I wanted to say something to Dina, but I didn't see her until the next morning and when I brought it up, she had this weird look on her face, and it made me wonder even more what was going on. Why didn’t she just tell me who he was? Obviously he was someone to her.
“I just wanted to know who it was. He seems to be rather interested in you. Is it someone at work?”
“Well, considering that the last person I talked to at work got punished by the boss, I don't think that you'll have to worry about that anymore.”
It took me a minute to realize that she was talking about Dale. I hadn't really punished Dale, I just made it hard for the two of them to go out. That certainly wasn't punishment, or maybe it was.
“Are you really talking about Dale?”
“Do you realize how many people are mad at me right now because of it?”
“What people?” Was this why she had turned cold?
“Everybody at the office. They are mad at me because they think that I am the reason that they were given all the extra work. People are staying away from me because of it and it’s becoming harder to do my job.”
I told her that it wasn't my intention at all. I was actually rather surprised to hear that, because I certainly had not heard anything about it. I was going to have to get on to my assistant. He was the one that was supposed to be keeping me abreast of everything that was going on. Obviously, he wasn't doing his job in that way. I had known nothing about it.
“Is that why you have been avoiding me at work?”
“Yeah, that an
d I just don't know what to do about it. It is hard for me to imagine a scenario where people finding out about us is a good thing.”
The fact that I agree, didn't matter. I did not like the idea that she was getting a hard time at work because of me. That certainly had not been my intention.
“What can I do to make this better?”
“Stop getting jealous.”
It took me a minute to realize what she was saying. “I'm not jealous.”
“Really?”
“It's not that I try to be. I just want to know that you are...”
I didn't even know how to answer that or to finish it off. What was it that made me so jealous of her?
“I don't know? All I know is that this guy keeps calling for you and I am just hoping that it's not somebody else at work.”
“It's not. Christian is just a guy that I have a class with. That's all.”
“He seems to be rather invested in you. It doesn't seem like it's just because you have a class together.”
“No, I would imagine it doesn't. He keeps asking me out and he's not taking no for an answer. I kept trying to tell him that I have too much to work on right now, but he doesn't seem to get the hint. He just hears what he wants to hear and now he thinks that we're going to go out.”

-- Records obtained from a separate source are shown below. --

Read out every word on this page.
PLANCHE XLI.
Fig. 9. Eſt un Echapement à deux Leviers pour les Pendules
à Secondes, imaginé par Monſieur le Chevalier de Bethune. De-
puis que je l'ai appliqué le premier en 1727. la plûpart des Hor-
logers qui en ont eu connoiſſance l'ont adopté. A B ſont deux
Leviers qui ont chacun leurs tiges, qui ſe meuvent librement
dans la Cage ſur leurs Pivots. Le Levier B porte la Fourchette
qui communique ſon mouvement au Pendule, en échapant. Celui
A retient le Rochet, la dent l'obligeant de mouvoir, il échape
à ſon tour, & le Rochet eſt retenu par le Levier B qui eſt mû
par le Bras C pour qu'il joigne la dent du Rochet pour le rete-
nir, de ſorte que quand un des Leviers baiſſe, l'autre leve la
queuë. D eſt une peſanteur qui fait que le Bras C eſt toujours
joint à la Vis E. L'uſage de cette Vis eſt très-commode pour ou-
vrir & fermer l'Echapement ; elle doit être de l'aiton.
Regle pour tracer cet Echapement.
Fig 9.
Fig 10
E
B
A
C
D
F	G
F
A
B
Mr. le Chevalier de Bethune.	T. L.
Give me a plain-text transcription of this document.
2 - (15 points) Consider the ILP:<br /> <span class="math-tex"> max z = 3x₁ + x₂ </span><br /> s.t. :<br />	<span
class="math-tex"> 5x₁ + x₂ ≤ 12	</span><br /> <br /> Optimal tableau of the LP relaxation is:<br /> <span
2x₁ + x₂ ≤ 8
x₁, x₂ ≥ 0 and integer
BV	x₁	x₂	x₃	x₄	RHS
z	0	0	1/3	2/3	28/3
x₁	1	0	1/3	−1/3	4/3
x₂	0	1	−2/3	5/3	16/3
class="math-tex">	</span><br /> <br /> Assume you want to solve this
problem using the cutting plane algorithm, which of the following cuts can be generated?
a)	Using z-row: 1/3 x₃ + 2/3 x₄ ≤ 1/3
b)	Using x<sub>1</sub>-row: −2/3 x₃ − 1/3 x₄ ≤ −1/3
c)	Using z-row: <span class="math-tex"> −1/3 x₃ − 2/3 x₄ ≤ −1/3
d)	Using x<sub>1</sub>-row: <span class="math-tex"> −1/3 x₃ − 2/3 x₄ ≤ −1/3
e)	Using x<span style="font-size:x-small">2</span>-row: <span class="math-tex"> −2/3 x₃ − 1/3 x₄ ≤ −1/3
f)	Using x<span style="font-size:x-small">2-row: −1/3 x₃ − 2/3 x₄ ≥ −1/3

“How did he get the number here?”
She told me that she wasn't sure, and it made me wonder. Even as we were talking about how jealous I was and how unnecessary it was, at the same time, I was feeling exactly the same way. I didn't like all the attention that Dina was getting here.
“Well, I will make sure to get the number blocked. So, you won't have to worry about it anymore.”
“We have two classes together. I don't think it's going to be something that is just going to go away.”